Sound absorption prediction of high-density foam-formed softwood fibers

Abstract

Nowadays, porous absorption materials need to be environmentally sustainable. This concerns the sources of raw materials, low energy consumption in the manufacturing process, and options for recycling. Therefore, alternatives for mineral wools are needed and biomaterials offer an attractive solution. Some recently studied sustainable acoustic materials, such as foam-formed wood fibers, can be produced with a negative carbon footprint. However, sound absorption performance must match the less sustainable variants to ensure competitiveness. Therefore, the prediction of sound absorption is important because it supports the optimization of processes and functionality to achieve the best possible solution.

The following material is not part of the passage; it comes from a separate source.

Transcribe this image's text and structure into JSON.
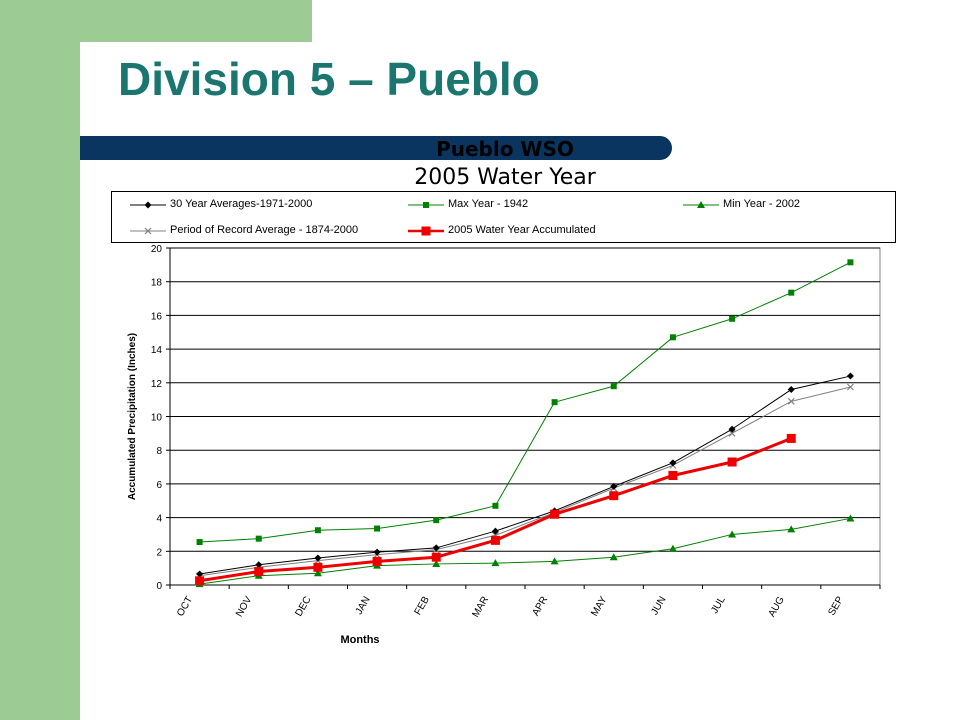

In this study, foamformed wood pulps of increasing density are produced, characterized, and modeled by semi-phenomenological and analytical models. Their density range exceeds an earlier study by choosing a non-ionic surfactant during synthesis and model accuracy across densities is evaluated against experimentally measured sound absorption. The aim is to create foam-formed fibers with maximal density and the possibility to predict sound absorption with accurate models. The results show that the JCAL model performs better than the analytical models, but the less tedious analytical models provide good approximations. The finding contributes to the optimization of foamformed pulps by choosing feasible models for the aimed density.